“Lizaveta!” he yelled again. “Stay, don’t go! A variation:
‘Among the Amazons a star,
Upon her steed she flashes by,
And smiles upon me from afar,
The child of aris-to-cra-cy!’
To a Starry Amazon.
You know that’s a hymn. It’s a hymn, if you’re not an ass! The duffers, they don’t understand! Stay!”
He caught hold of my coat, though I pulled myself away with all my might.
“Tell her I’m a knight and the soul of honour, and as for that Dasha … I’d pick her up and chuck her out.… She’s only a serf, she daren’t …”
At this point he fell down, for I pulled myself violently out of his hands and ran into the street. Liputin clung on to me.
“Alexey Nilitch will pick him up. Do you know what I’ve just found out from him?” he babbled in desperate haste. “Did you hear his verses? He’s sealed those verses to the ‘Starry Amazon’ in an envelope and is going to send them to-morrow to Lizaveta Nikolaevna, signed with his name in full. What a fellow!”
“I bet you suggested it to him yourself.”

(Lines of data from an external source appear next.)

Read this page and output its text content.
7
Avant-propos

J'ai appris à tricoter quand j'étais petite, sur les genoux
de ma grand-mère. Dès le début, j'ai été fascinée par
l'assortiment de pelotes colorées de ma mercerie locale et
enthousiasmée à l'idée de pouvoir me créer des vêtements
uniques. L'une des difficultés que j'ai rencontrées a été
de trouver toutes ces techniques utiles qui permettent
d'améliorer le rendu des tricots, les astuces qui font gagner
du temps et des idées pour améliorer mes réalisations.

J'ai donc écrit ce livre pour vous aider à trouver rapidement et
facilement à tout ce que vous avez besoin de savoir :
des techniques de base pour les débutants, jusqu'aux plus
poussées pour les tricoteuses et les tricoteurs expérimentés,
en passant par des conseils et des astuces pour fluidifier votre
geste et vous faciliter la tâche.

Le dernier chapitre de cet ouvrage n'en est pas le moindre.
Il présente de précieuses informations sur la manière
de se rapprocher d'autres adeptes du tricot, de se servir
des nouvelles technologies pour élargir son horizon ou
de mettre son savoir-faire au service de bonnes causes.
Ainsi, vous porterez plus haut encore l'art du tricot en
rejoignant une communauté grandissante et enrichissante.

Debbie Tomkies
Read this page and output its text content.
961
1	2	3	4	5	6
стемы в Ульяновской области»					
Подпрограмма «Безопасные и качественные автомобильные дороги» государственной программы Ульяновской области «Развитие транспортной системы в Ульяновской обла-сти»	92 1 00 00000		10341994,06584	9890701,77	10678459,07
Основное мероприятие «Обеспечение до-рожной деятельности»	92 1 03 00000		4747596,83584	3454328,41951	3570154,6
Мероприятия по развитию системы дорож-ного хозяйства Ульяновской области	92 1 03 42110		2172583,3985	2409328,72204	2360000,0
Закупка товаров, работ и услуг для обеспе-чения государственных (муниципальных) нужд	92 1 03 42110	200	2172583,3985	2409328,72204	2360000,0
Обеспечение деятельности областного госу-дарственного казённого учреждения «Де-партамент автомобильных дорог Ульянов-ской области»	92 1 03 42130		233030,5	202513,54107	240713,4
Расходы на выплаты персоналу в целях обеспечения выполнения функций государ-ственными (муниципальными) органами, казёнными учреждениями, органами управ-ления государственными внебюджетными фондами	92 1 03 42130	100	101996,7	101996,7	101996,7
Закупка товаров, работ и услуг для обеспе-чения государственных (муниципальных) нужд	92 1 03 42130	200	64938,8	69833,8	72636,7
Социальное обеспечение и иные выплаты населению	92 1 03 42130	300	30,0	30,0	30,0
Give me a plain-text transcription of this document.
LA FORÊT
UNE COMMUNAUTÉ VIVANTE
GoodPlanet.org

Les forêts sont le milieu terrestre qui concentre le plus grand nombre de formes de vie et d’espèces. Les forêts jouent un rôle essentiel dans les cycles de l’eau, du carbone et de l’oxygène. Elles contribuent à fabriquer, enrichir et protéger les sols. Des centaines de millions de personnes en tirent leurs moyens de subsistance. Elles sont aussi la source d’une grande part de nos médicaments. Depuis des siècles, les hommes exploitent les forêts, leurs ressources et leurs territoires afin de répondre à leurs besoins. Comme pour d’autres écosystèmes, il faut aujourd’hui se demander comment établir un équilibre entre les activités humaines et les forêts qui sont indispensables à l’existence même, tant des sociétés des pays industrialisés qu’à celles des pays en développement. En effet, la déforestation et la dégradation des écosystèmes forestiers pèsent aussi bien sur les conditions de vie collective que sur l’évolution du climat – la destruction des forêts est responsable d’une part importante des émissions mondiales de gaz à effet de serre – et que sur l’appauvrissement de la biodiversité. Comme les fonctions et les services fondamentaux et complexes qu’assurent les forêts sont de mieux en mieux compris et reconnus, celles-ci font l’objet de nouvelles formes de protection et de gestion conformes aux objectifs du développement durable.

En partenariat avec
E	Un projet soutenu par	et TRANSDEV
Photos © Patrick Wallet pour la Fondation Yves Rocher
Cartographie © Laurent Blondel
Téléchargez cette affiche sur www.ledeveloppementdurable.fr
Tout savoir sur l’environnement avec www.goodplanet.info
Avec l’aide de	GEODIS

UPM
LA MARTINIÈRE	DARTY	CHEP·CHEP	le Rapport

“You’ll lose your bet,” laughed Liputin. “He’s in love, in love like a cat, and do you know it began with hatred. He hated Lizaveta Nikolaevna at first so much, for riding on horseback that he almost swore aloud at her in the street. Yes, he did abuse her! Only the day before yesterday he swore at her when she rode by—luckily she didn’t hear. And, suddenly, to-day—poetry! Do you know he means to risk a proposal? Seriously! Seriously!”
“I wonder at you, Liputin; whenever there’s anything nasty going on you’re always on the spot taking a leading part in it,” I said angrily.